NX47951 Lance Sergeant Athol Gervase Nagle, 2/30th Australian Infantry Battalion
Athol Nagle was born on 22 August 1909 at Cowra, New South Wales, the son of Richard and Winnifred Nagle.
Young Athol grew up in the old gold mining town of Carcoar, where he attended St. Mary’s School and Academy. He was regarded as a bright student, achieving his intermediate certificate and then his leaving certificate.
In 1926 and 1927, Nagle served in the Militia, parading part-time with the 53rd Battalion, known as the West Sydney Regiment.
He went on to train as a teacher before receiving his appointment as a trainee teacher at the village of Bostobrick in New South Wales, and in July 1932 was formally appointed the teacher at the school. It was here he met his future wife, Isabel May Johnson, who was a teacher from Grafton. Athol married Isabel May Johnson (known affectionately as “Maisie”) on 17 December 1935.
The couple went on to have two daughters, Isabelle and Leonie, and lived in Bellingen, where Athol taught at Hydes Creek Public School.
Athol Nagle enlisted in the Second Australian Imperial Force on 6 September 1940.
Joining a training battalion in Tamworth, he was initial allotted to the supply column of the Australian Army Services Corps. In November, however, he transferred to the newly established 2/30th Battalion, which had been raised at Tamworth, New South Wales, with men drawn from Dubbo, Goulburn, North Sydney, Randwick, Wallgrove, and Wagga Wagga.
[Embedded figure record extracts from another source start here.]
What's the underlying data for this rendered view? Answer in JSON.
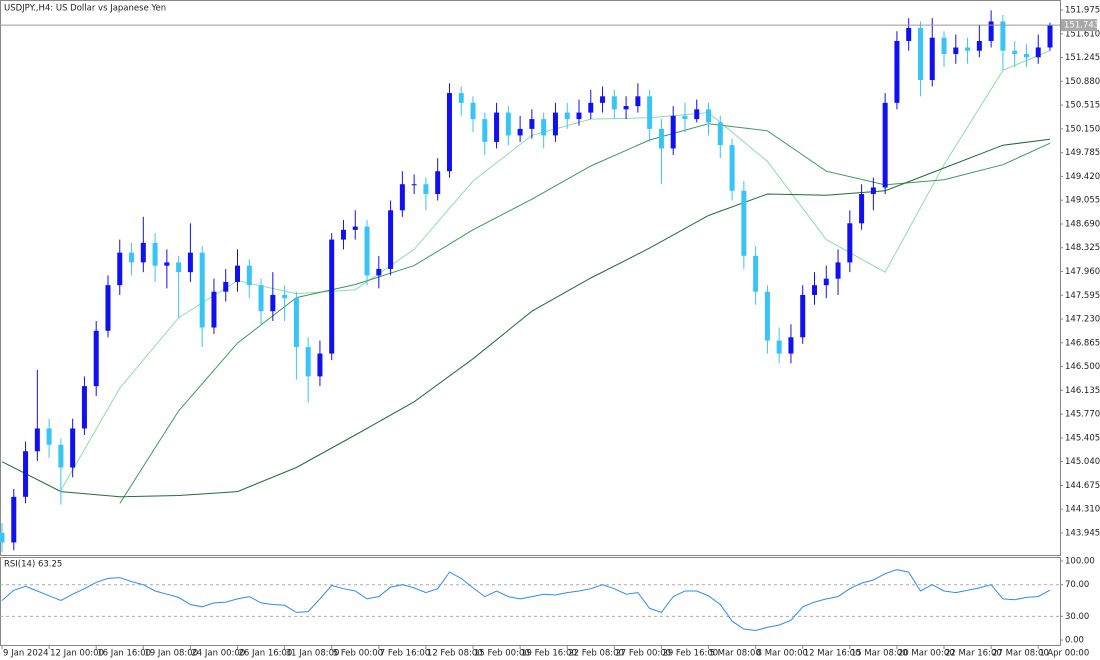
{
  "chart_data": [
    {
      "type": "candlestick",
      "title": "USDJPY.,H4:  US Dollar vs Japanese Yen",
      "categories": [
        "9 Jan 2024",
        null,
        null,
        null,
        "12 Jan 00:00",
        null,
        null,
        null,
        "16 Jan 16:00",
        null,
        null,
        null,
        "19 Jan 08:00",
        null,
        null,
        null,
        "24 Jan 00:00",
        null,
        null,
        null,
        "26 Jan 16:00",
        null,
        null,
        null,
        "31 Jan 08:00",
        null,
        null,
        null,
        "5 Feb 00:00",
        null,
        null,
        null,
        "7 Feb 16:00",
        null,
        null,
        null,
        "12 Feb 08:00",
        null,
        null,
        null,
        "15 Feb 00:00",
        null,
        null,
        null,
        "19 Feb 16:00",
        null,
        null,
        null,
        "22 Feb 08:00",
        null,
        null,
        null,
        "27 Feb 00:00",
        null,
        null,
        null,
        "29 Feb 16:00",
        null,
        null,
        null,
        "5 Mar 08:00",
        null,
        null,
        null,
        "8 Mar 00:00",
        null,
        null,
        null,
        "12 Mar 16:00",
        null,
        null,
        null,
        "15 Mar 08:00",
        null,
        null,
        null,
        "20 Mar 00:00",
        null,
        null,
        null,
        "22 Mar 16:00",
        null,
        null,
        null,
        "27 Mar 08:00",
        null,
        null,
        null,
        "1 Apr 00:00",
        null
      ],
      "open": [
        143.95,
        143.8,
        144.5,
        145.2,
        145.55,
        145.3,
        144.95,
        145.55,
        146.2,
        147.05,
        147.75,
        148.25,
        148.1,
        148.4,
        148.05,
        148.1,
        147.95,
        148.25,
        147.1,
        147.65,
        147.8,
        148.05,
        147.75,
        147.35,
        147.6,
        147.55,
        146.8,
        146.35,
        146.7,
        148.45,
        148.6,
        148.65,
        147.9,
        148,
        148.9,
        149.3,
        149.3,
        149.15,
        149.5,
        150.7,
        150.55,
        150.3,
        149.95,
        150.4,
        150.05,
        150.15,
        150.3,
        150.05,
        150.4,
        150.3,
        150.4,
        150.55,
        150.65,
        150.45,
        150.5,
        150.65,
        150.15,
        149.85,
        150.35,
        150.3,
        150.45,
        150.25,
        149.9,
        149.2,
        148.2,
        147.65,
        146.9,
        146.7,
        146.95,
        147.6,
        147.75,
        147.85,
        148.1,
        148.7,
        149.15,
        149.25,
        150.55,
        151.5,
        151.7,
        150.9,
        151.55,
        151.3,
        151.4,
        151.35,
        151.5,
        151.8,
        151.35,
        151.3,
        151.25,
        151.4
      ],
      "high": [
        144.1,
        144.62,
        145.35,
        146.45,
        145.7,
        145.4,
        145.7,
        146.35,
        147.2,
        147.9,
        148.45,
        148.4,
        148.8,
        148.55,
        148.3,
        148.2,
        148.7,
        148.35,
        147.85,
        148,
        148.3,
        148.15,
        147.85,
        147.95,
        147.75,
        147.65,
        146.95,
        146.9,
        148.55,
        148.75,
        148.9,
        148.75,
        148.2,
        149.05,
        149.5,
        149.45,
        149.4,
        149.7,
        150.85,
        150.8,
        150.65,
        150.4,
        150.55,
        150.5,
        150.35,
        150.45,
        150.4,
        150.55,
        150.55,
        150.6,
        150.75,
        150.8,
        150.75,
        150.65,
        150.85,
        150.75,
        150.3,
        150.5,
        150.55,
        150.6,
        150.55,
        150.35,
        150,
        149.35,
        148.35,
        147.75,
        147.1,
        147.15,
        147.75,
        147.95,
        148.05,
        148.3,
        148.9,
        149.3,
        149.4,
        150.7,
        151.65,
        151.85,
        151.8,
        151.85,
        151.65,
        151.6,
        151.55,
        151.75,
        151.97,
        151.9,
        151.5,
        151.45,
        151.6,
        151.78
      ],
      "low": [
        143.65,
        143.68,
        144.4,
        145.05,
        145.1,
        144.38,
        144.8,
        145.45,
        146.05,
        146.95,
        147.6,
        147.9,
        147.95,
        147.8,
        147.7,
        147.25,
        147.8,
        146.8,
        147,
        147.5,
        147.65,
        147.55,
        147.15,
        147.2,
        147.2,
        146.3,
        145.95,
        146.2,
        146.6,
        148.3,
        148.45,
        147.75,
        147.7,
        147.9,
        148.8,
        149.15,
        148.9,
        149.05,
        149.4,
        150.35,
        150.1,
        149.75,
        149.85,
        149.9,
        149.95,
        150,
        149.85,
        149.95,
        150.15,
        150.2,
        150.3,
        150.4,
        150.3,
        150.3,
        150.4,
        149.95,
        149.3,
        149.75,
        150.1,
        150.25,
        150.05,
        149.7,
        149.05,
        148,
        147.45,
        146.7,
        146.55,
        146.55,
        146.85,
        147.45,
        147.55,
        147.6,
        147.95,
        148.6,
        148.9,
        149.15,
        150.45,
        151.35,
        150.65,
        150.8,
        151.1,
        151.15,
        151.15,
        151.25,
        151.4,
        151.05,
        151.1,
        151.1,
        151.15,
        151.35
      ],
      "close": [
        143.8,
        144.5,
        145.2,
        145.55,
        145.3,
        144.95,
        145.55,
        146.2,
        147.05,
        147.75,
        148.25,
        148.1,
        148.4,
        148.05,
        148.1,
        147.95,
        148.25,
        147.1,
        147.65,
        147.8,
        148.05,
        147.75,
        147.35,
        147.6,
        147.55,
        146.8,
        146.35,
        146.7,
        148.45,
        148.6,
        148.65,
        147.9,
        148,
        148.9,
        149.3,
        149.3,
        149.15,
        149.5,
        150.7,
        150.55,
        150.3,
        149.95,
        150.4,
        150.05,
        150.15,
        150.3,
        150.05,
        150.4,
        150.3,
        150.4,
        150.55,
        150.65,
        150.45,
        150.5,
        150.65,
        150.15,
        149.85,
        150.35,
        150.3,
        150.45,
        150.25,
        149.9,
        149.2,
        148.2,
        147.65,
        146.9,
        146.7,
        146.95,
        147.6,
        147.75,
        147.85,
        148.1,
        148.7,
        149.15,
        149.25,
        150.55,
        151.5,
        151.7,
        150.9,
        151.55,
        151.3,
        151.4,
        151.35,
        151.5,
        151.8,
        151.35,
        151.3,
        151.25,
        151.4,
        151.743
      ],
      "up_color": "#1010f0",
      "down_color": "#38c4f4",
      "current_price": 151.743,
      "moving_averages": [
        {
          "color": "#8fdcaa",
          "x": [
            0,
            5,
            10,
            15,
            20,
            25,
            30,
            35,
            40,
            45,
            50,
            55,
            60,
            65,
            70,
            75,
            80,
            85,
            89
          ],
          "values": [
            null,
            144.6,
            146.17,
            147.25,
            147.82,
            147.62,
            147.68,
            148.3,
            149.35,
            150.05,
            150.3,
            150.32,
            150.4,
            149.65,
            148.45,
            147.95,
            149.6,
            151.05,
            151.35
          ]
        },
        {
          "color": "#3c9a5a",
          "x": [
            0,
            5,
            10,
            15,
            20,
            25,
            30,
            35,
            40,
            45,
            50,
            55,
            60,
            65,
            70,
            75,
            80,
            85,
            89
          ],
          "values": [
            null,
            null,
            144.4,
            145.82,
            146.86,
            147.56,
            147.76,
            148.05,
            148.6,
            149.07,
            149.58,
            149.98,
            150.23,
            150.12,
            149.5,
            149.29,
            149.37,
            149.6,
            149.93
          ]
        },
        {
          "color": "#1f6b3a",
          "x": [
            0,
            5,
            10,
            15,
            20,
            25,
            30,
            35,
            40,
            45,
            50,
            55,
            60,
            65,
            70,
            75,
            80,
            85,
            89
          ],
          "values": [
            145.04,
            144.58,
            144.5,
            144.52,
            144.58,
            144.95,
            145.45,
            145.96,
            146.62,
            147.35,
            147.86,
            148.32,
            148.82,
            149.15,
            149.13,
            149.2,
            149.55,
            149.9,
            149.99
          ]
        }
      ],
      "ylim": [
        143.607,
        152.129
      ],
      "yticks": [
        151.975,
        {
          "value": 151.61,
          "label": "151.610"
        },
        151.245,
        {
          "value": 150.88,
          "label": "150.880"
        },
        150.515,
        {
          "value": 150.15,
          "label": "150.150"
        },
        149.785,
        {
          "value": 149.42,
          "label": "149.420"
        },
        149.055,
        {
          "value": 148.69,
          "label": "148.690"
        },
        148.325,
        {
          "value": 147.96,
          "label": "147.960"
        },
        147.595,
        {
          "value": 147.23,
          "label": "147.230"
        },
        146.865,
        {
          "value": 146.5,
          "label": "146.500"
        },
        146.135,
        {
          "value": 145.77,
          "label": "145.770"
        },
        145.405,
        {
          "value": 145.04,
          "label": "145.040"
        },
        144.675,
        {
          "value": 144.31,
          "label": "144.310"
        },
        143.945
      ]
    },
    {
      "type": "line",
      "title": "RSI(14) 63.25",
      "color": "#2d8cf0",
      "values": [
        50,
        63,
        68,
        62,
        56,
        50,
        58,
        65,
        73,
        78,
        79,
        74,
        70,
        62,
        58,
        54,
        45,
        42,
        47,
        48,
        52,
        55,
        47,
        45,
        44,
        35,
        36,
        52,
        69,
        65,
        62,
        52,
        55,
        67,
        70,
        66,
        60,
        65,
        86,
        78,
        66,
        55,
        62,
        55,
        52,
        55,
        58,
        57,
        60,
        62,
        65,
        70,
        65,
        58,
        60,
        40,
        35,
        55,
        62,
        62,
        56,
        45,
        24,
        14,
        12,
        16,
        19,
        25,
        42,
        48,
        52,
        55,
        65,
        72,
        76,
        84,
        89,
        86,
        62,
        70,
        62,
        60,
        63,
        66,
        70,
        52,
        51,
        54,
        55,
        63.25
      ],
      "ylim": [
        -6.3,
        105.1
      ],
      "yticks": [
        {
          "value": 0,
          "label": "0.00"
        },
        {
          "value": 30,
          "label": "30.00"
        },
        {
          "value": 70,
          "label": "70.00"
        },
        {
          "value": 100,
          "label": "100.00"
        }
      ]
    }
  ]
}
The first commander of the battalion, Lieutenant Colonel F.G. “Black Jack” Galleghan, trained the men hard, and they became known as “Galleghan's greyhounds”.
Part of the 8th Division’s 27th Brigade, the 2/30th was the last AIF infantry brigade raised for service during the Second World War. At the end of July 1941, Nagle and his comrades sailed to Singapore on board the Dutch ship Johan Van Oldenbarnevelt, as part of the convoy carrying the 27th Brigade. The battalion then went to Malaya and soon put what it had learnt into practice.
Nagle’s leadership qualities became apparent, and in December he was appointed acting corporal and then acting lance sergeant. Athol was also a prodigious letter writer. His letters to his wife and sister-in-law gave detailed accounts of his experiences and thoughts.
Just before midnight on 7 December, Japanese forces landed at Singora and Patani in Thailand, and Kota Bahru in northern Malaya. They fought against British and Indian troops, until B Company of the 2nd/30th – of which Nagle was part – ambushed the Japanese at Gemencheh Bridge, shortly before 4 pm on 14 January 1942. The rest of the battalion, located to the rear of this position (in front of Gemas, on the Gemas-Tampin road), engaged the Japanese the next day. It was a brilliant ambush and the first AIF attack against the Japanese. The 2/30th suffered 20 killed or missing believed dead and 58 wounded. The Japanese casualties were thought to be about 1,000. The battalion had fulfilled its task of acting “as a shock-absorber” and “inflict[ing] as many casualties as possible”, before falling back.
But even with this success there were losses. Nagle was killed in action during the ambush, lost during the first encounter between Australian and Japanese forces. He was 32 years old
With no known grave, today Athol Nagle is commemorated at the Singapore Memorial, which bears the names of over 24,000 casualties of the Commonwealth land and air forces who have no known grave.